I do know that all manner of random stuff that showed decreased alcohol consumption in animal models has been tried and none of them work. I suspect it might be like antidepressants i.e. why an animal consumes alcohol may not model why people drink. Another class where we stumbled on what is still considered the 'gold standard' 70 years ago and since then it's only the overdose risk of the tricyclics that has driven the development of new agents.

I haven't read the paper but with the SSRIs I DID read every paper and patent and the common factor was that they would compare the highest prescribable dose of the new drug with the very lowest dose of amitryptaline thought to act as an antidepressant and then say the two had 'similar effacacy'. So I've learn that if someone has a new medicine, expect them to design trials to show their drug in the best possible light.
 
heterocyclics amitriptyline and mirtazepine have always been much more noticeably more affective than SSRIs, from paxil to prozac to vybryyd(?), were.
 
If amitriptyline is too weak to be of clinical benefit I found stronger agents, namely Danitracen & one by Parthasarathi Rajagopalan:
250px-P._Rajagopalan.svg.png
 
Well Daniracen went through quite a few studies but wasn't adopted. I DO keep pointing out that as things stand, pharmacutical companies are not required to pubish any trials which is why I support www.alltrials.net

Because nobody who designs a novel medication is EVER going to let anyone read the issues it has. I keep mentioning that we still use amitryptaline as the 'gold standard' but in a deceptive manner.


As it is, just making something more 'potent' doesn't appear to add value.

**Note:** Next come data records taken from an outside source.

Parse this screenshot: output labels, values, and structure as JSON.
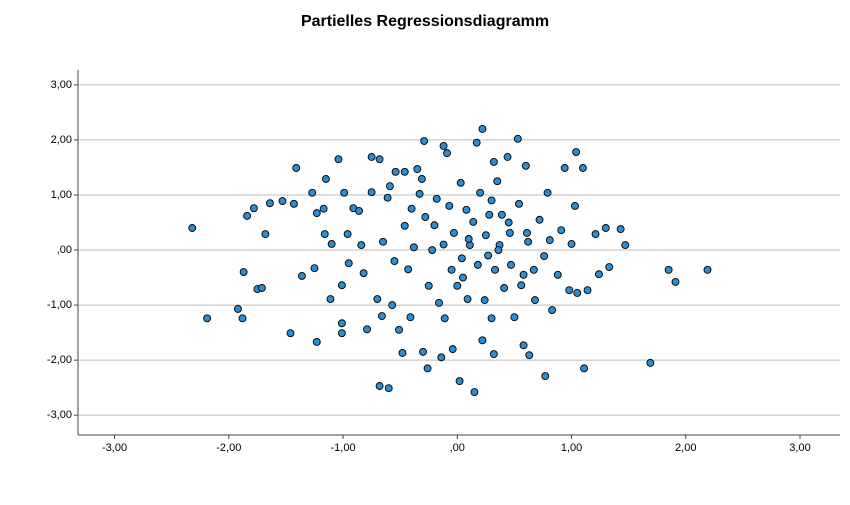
{
  "chart_data": {
    "type": "scatter",
    "title": "Partielles Regressionsdiagramm",
    "color": "#2b8dd6",
    "grid": true,
    "xlim": [
      -3.32,
      3.35
    ],
    "ylim": [
      -3.36,
      3.27
    ],
    "xticks": [
      {
        "value": -3,
        "label": "-3,00"
      },
      {
        "value": -2,
        "label": "-2,00"
      },
      {
        "value": -1,
        "label": "-1,00"
      },
      {
        "value": 0,
        "label": ",00"
      },
      {
        "value": 1,
        "label": "1,00"
      },
      {
        "value": 2,
        "label": "2,00"
      },
      {
        "value": 3,
        "label": "3,00"
      }
    ],
    "yticks": [
      {
        "value": 3,
        "label": "3,00"
      },
      {
        "value": 2,
        "label": "2,00"
      },
      {
        "value": 1,
        "label": "1,00"
      },
      {
        "value": 0,
        "label": ",00"
      },
      {
        "value": -1,
        "label": "-1,00"
      },
      {
        "value": -2,
        "label": "-2,00"
      },
      {
        "value": -3,
        "label": "-3,00"
      }
    ],
    "x": [
      -2.32,
      -2.19,
      -1.92,
      -1.88,
      -1.87,
      -1.84,
      -1.78,
      -1.75,
      -1.71,
      -1.68,
      -1.64,
      -1.53,
      -1.46,
      -1.43,
      -1.41,
      -1.36,
      -1.27,
      -1.25,
      -1.23,
      -1.23,
      -1.17,
      -1.15,
      -1.16,
      -1.11,
      -1.1,
      -1.04,
      -1.01,
      -1.01,
      -1.01,
      -0.99,
      -0.96,
      -0.95,
      -0.91,
      -0.86,
      -0.84,
      -0.82,
      -0.79,
      -0.75,
      -0.75,
      -0.7,
      -0.68,
      -0.68,
      -0.66,
      -0.65,
      -0.61,
      -0.6,
      -0.59,
      -0.57,
      -0.54,
      -0.51,
      -0.48,
      -0.46,
      -0.46,
      -0.43,
      -0.41,
      -0.4,
      -0.35,
      -0.33,
      -0.31,
      -0.3,
      -0.26,
      -0.29,
      -0.25,
      -0.22,
      -0.18,
      -0.16,
      -0.14,
      -0.12,
      -0.11,
      -0.09,
      -0.07,
      -0.05,
      -0.04,
      -0.03,
      0.0,
      0.02,
      0.03,
      0.04,
      0.08,
      0.09,
      0.11,
      0.14,
      0.15,
      0.17,
      0.18,
      0.2,
      0.22,
      0.22,
      0.24,
      0.25,
      0.28,
      0.3,
      0.32,
      0.32,
      0.33,
      0.35,
      0.37,
      0.39,
      0.41,
      0.44,
      0.46,
      0.47,
      0.5,
      0.53,
      0.54,
      0.56,
      0.58,
      0.6,
      0.61,
      0.63,
      0.67,
      0.68,
      0.72,
      0.76,
      0.77,
      0.79,
      0.81,
      0.83,
      0.88,
      0.91,
      0.94,
      0.98,
      1.0,
      1.03,
      1.04,
      1.05,
      1.1,
      1.11,
      1.14,
      1.21,
      1.24,
      1.3,
      1.33,
      1.43,
      1.47,
      1.69,
      1.85,
      1.91,
      2.19,
      -0.2,
      0.1,
      0.27,
      -0.38,
      0.45,
      -0.12,
      0.58,
      0.3,
      -0.55,
      0.05,
      0.62,
      -0.28,
      0.36
    ],
    "y": [
      0.4,
      -1.24,
      -1.07,
      -1.24,
      -0.4,
      0.62,
      0.76,
      -0.71,
      -0.69,
      0.29,
      0.85,
      0.89,
      -1.51,
      0.84,
      1.49,
      -0.47,
      1.04,
      -0.33,
      0.67,
      -1.67,
      0.75,
      1.29,
      0.29,
      -0.89,
      0.11,
      1.65,
      -0.64,
      -1.33,
      -1.51,
      1.04,
      0.29,
      -0.24,
      0.76,
      0.71,
      0.09,
      -0.42,
      -1.44,
      1.69,
      1.05,
      -0.89,
      1.65,
      -2.47,
      -1.2,
      0.15,
      0.95,
      -2.51,
      1.16,
      -1.0,
      1.42,
      -1.45,
      -1.87,
      0.44,
      1.42,
      -0.35,
      -1.22,
      0.75,
      1.47,
      1.02,
      1.29,
      -1.85,
      -2.15,
      1.98,
      -0.65,
      0.0,
      0.93,
      -0.96,
      -1.95,
      1.89,
      -1.24,
      1.76,
      0.8,
      -0.36,
      -1.8,
      0.31,
      -0.65,
      -2.38,
      1.22,
      -0.15,
      0.73,
      -0.89,
      0.09,
      0.51,
      -2.58,
      1.95,
      -0.27,
      1.04,
      2.2,
      -1.64,
      -0.91,
      0.27,
      0.64,
      -1.24,
      1.6,
      -1.89,
      -0.36,
      1.25,
      0.09,
      0.64,
      -0.69,
      1.69,
      0.31,
      -0.27,
      -1.22,
      2.02,
      0.84,
      -0.64,
      -1.73,
      1.53,
      0.31,
      -1.91,
      -0.36,
      -0.91,
      0.55,
      -0.11,
      -2.29,
      1.04,
      0.18,
      -1.09,
      -0.45,
      0.36,
      1.49,
      -0.73,
      0.11,
      0.8,
      1.78,
      -0.78,
      1.49,
      -2.15,
      -0.73,
      0.29,
      -0.44,
      0.4,
      -0.31,
      0.38,
      0.09,
      -2.05,
      -0.36,
      -0.58,
      -0.36,
      0.45,
      0.2,
      -0.1,
      0.05,
      0.5,
      0.1,
      -0.45,
      0.9,
      -0.2,
      -0.5,
      0.15,
      0.6,
      0.0
    ]
  }
}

Yes, the MAJORITY of people will not be prescribed the best antidepressent for them the first time they go to their doctor so there is value in variety.

But who knows what the toxicity is in man? The duration of action? The possibility of it interacting with other medications? All that really dull stuff that any medicine has to go through. It now takes an average of 13 years for a patented medication to get a licence. It costs billions. So raw data can be interesting - but it's a TINY subset of the data required.

If you are battling depression, if nothing licenced in the UK works, it's entirely possible to get licenced antidepressants from other nations. It's not as if they are CDs, Japan seems to use an entirely different set of antidepressants BUT you might want to ask if genetic vaiance might mean an antidepressant of reasonable utility for Japanes people might not work as well for people of European heritage.

But I see absolutely no use case for systematically going through every single antidepressant that ever been patented or even just had a few papers written about it and setting up Wikipedia pages for them all. You have absolutely know way of knowing if they are safe, let alone if they work. I do keep pointing out that animal models of depression remain incredibly limited so choosing based on Ki for a given receptor is absolutely no guied to the utility of such things.

Wikipedia does keep a record and I know from experience that they will just remove stuff if nobody ever reads them.

Anyone in the business of actually developing a novel antidepressant wouldn't touch Wikipedia with a barge pole because absolutely ANYONE can modify a page. I know, I purposefully introduced an entirely fabricated reference into a popular page and it still took over two years for anyyone to even chack if the reference actually existed! It is NOT a reliable source.